Celebrating Housing Everyone in our Community Week

‘Celebrating Housing Everyone in our Community Week’

Back in 2014 something truly remarkable happened in the USA. It was incredible and it was one of the most positive illustrations of the power of community to ever come out of the social safety net basket case that is the United States. It is a pity that it got no coverage in Australia.

On 10 June 2014 – a small, but influential organisation called ‘Community Solutions’ celebrated the 100,000th homeless person to be housed through their program. Yes, 100,000 street homeless people are now in permanent housing. Apparently homelessness can be solved and this is how they did it.

For 4 years (2010-2014) Community Solutions worked with hundreds of communities throughout the United States to implement a process that brought community members together to do some obvious (but until then, apparently not that obvious) things. Community Solutions staff worked with each community to help them identify, survey and follow-up who exactly was homeless in their streets and parks. Yes, that’s right, homeless people were asked their names, background, housing history and health details so that workers and volunteers could work with them to find housing and help provide any ongoing health and other support that was needed after they were housed.

Apparently after local community members speak with homeless people and find out their names and other information and offer to help them find housing as soon as possible, they find it much harder to feel good about only offering them a bowl of soup. Once communities are given a process to follow to identify street homeless people, follow-up with them and make sure their local systems prioritise people into housing – they can reduce and ultimately end street homelessness in their community. All the effort and dollars previously put into overnight shelters and food services can be focussed on a relatively small group (depending on the size of the city or town) to support them to sustain that housing. This works for everyone in the community. Homeless people get to no longer be homeless and local communities get to no longer have homeless people.

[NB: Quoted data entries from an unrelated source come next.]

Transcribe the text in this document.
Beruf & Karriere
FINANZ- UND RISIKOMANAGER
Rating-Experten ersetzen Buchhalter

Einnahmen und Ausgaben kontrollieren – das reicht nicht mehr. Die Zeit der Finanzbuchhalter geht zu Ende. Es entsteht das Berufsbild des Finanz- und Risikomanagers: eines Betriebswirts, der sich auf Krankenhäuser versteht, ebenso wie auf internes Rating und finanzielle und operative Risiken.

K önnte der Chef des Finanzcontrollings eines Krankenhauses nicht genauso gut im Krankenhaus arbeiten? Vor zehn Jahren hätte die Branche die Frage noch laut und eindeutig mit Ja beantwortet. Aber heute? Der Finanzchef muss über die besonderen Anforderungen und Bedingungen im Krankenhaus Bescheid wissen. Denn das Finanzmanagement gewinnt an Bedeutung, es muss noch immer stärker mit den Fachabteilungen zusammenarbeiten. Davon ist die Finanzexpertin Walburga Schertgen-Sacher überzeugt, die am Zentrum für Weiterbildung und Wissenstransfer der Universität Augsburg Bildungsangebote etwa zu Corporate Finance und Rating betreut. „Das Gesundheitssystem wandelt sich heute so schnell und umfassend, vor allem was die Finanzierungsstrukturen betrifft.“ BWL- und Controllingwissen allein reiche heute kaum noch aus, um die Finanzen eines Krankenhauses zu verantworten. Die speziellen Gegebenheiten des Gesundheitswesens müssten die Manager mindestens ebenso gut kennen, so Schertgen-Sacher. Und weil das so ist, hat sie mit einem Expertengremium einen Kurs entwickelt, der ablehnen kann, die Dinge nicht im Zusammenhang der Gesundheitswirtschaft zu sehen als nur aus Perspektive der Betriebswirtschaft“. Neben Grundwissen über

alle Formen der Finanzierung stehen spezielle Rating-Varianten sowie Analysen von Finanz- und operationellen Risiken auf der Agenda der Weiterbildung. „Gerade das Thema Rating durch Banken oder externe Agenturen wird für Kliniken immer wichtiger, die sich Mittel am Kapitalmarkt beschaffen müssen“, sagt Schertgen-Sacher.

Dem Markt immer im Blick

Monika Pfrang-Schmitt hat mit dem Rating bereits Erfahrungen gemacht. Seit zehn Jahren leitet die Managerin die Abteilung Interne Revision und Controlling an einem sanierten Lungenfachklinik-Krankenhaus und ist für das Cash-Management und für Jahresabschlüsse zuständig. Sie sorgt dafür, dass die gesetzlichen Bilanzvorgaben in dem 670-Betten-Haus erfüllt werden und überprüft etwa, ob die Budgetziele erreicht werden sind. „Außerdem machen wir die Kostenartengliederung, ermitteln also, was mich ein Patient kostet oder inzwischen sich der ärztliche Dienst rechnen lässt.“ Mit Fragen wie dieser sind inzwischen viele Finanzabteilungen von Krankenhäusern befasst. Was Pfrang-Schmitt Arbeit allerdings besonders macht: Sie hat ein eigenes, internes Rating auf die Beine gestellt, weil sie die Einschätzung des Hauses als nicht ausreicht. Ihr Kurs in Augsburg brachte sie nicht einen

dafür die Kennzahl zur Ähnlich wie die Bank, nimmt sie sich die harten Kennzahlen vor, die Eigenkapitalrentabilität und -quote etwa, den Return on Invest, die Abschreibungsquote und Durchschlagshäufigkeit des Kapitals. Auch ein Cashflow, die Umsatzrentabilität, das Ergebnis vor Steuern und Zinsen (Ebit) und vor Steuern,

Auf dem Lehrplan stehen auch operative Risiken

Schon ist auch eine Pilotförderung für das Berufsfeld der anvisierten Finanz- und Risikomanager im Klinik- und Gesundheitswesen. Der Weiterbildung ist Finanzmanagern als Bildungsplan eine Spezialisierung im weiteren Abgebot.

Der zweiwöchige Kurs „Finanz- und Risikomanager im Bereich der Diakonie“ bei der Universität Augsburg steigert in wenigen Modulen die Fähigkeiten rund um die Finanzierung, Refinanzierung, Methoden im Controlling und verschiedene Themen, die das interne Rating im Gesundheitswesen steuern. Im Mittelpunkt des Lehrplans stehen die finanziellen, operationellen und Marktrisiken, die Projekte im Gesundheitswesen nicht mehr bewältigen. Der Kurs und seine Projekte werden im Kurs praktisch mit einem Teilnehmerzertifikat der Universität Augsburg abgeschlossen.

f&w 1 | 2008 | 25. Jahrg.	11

No one organisation alone can solve the homelessness of 100,000 people (and by the way that is almost the total number of people who are counted as homeless in Australia) – however, each community and the well meaning organisations and citizens within that community can work on solving the homelessness within their own community. Especially in relation to street homelessness, which in some places may only be 10 or 50 or in some large cities might be 1000 people. The ongoing cost of endlessly servicing a modest number of street homeless people compared with ending their homelessness is obvious and can be significant.

Although about 105,000 are counted as homeless in Australia, less than 10% of that number are street homeless. It is also estimated that at any one time about 25% of our total may be chronically homeless people and not just staying on the street, but perhaps couch surfing, staying with friends or in and out of crisis shelters. That isn’t an overwhelming number. It is completely solvable and thanks to Community Solutions we now know exactly what each community across Australia can do.

Since 2010, Micah Projects and the Mercy Foundation, have been supporting ‘Registry Weeks’ in communities throughout Australia. It is an effective methodology to end street homelessness in each community. For more information about this go to our website page about registry weeks and see the link to the Registry Week Kit.

Instead of lamenting the problem that is homelessness for one week in August every year, let’s work on making sure we don’t need Homeless Persons Week. Let’s have ‘Celebrating Housing Everyone in our Community Week’.

 (Monday 7 August – Sunday 13 August 2017 was Homeless Persons Week).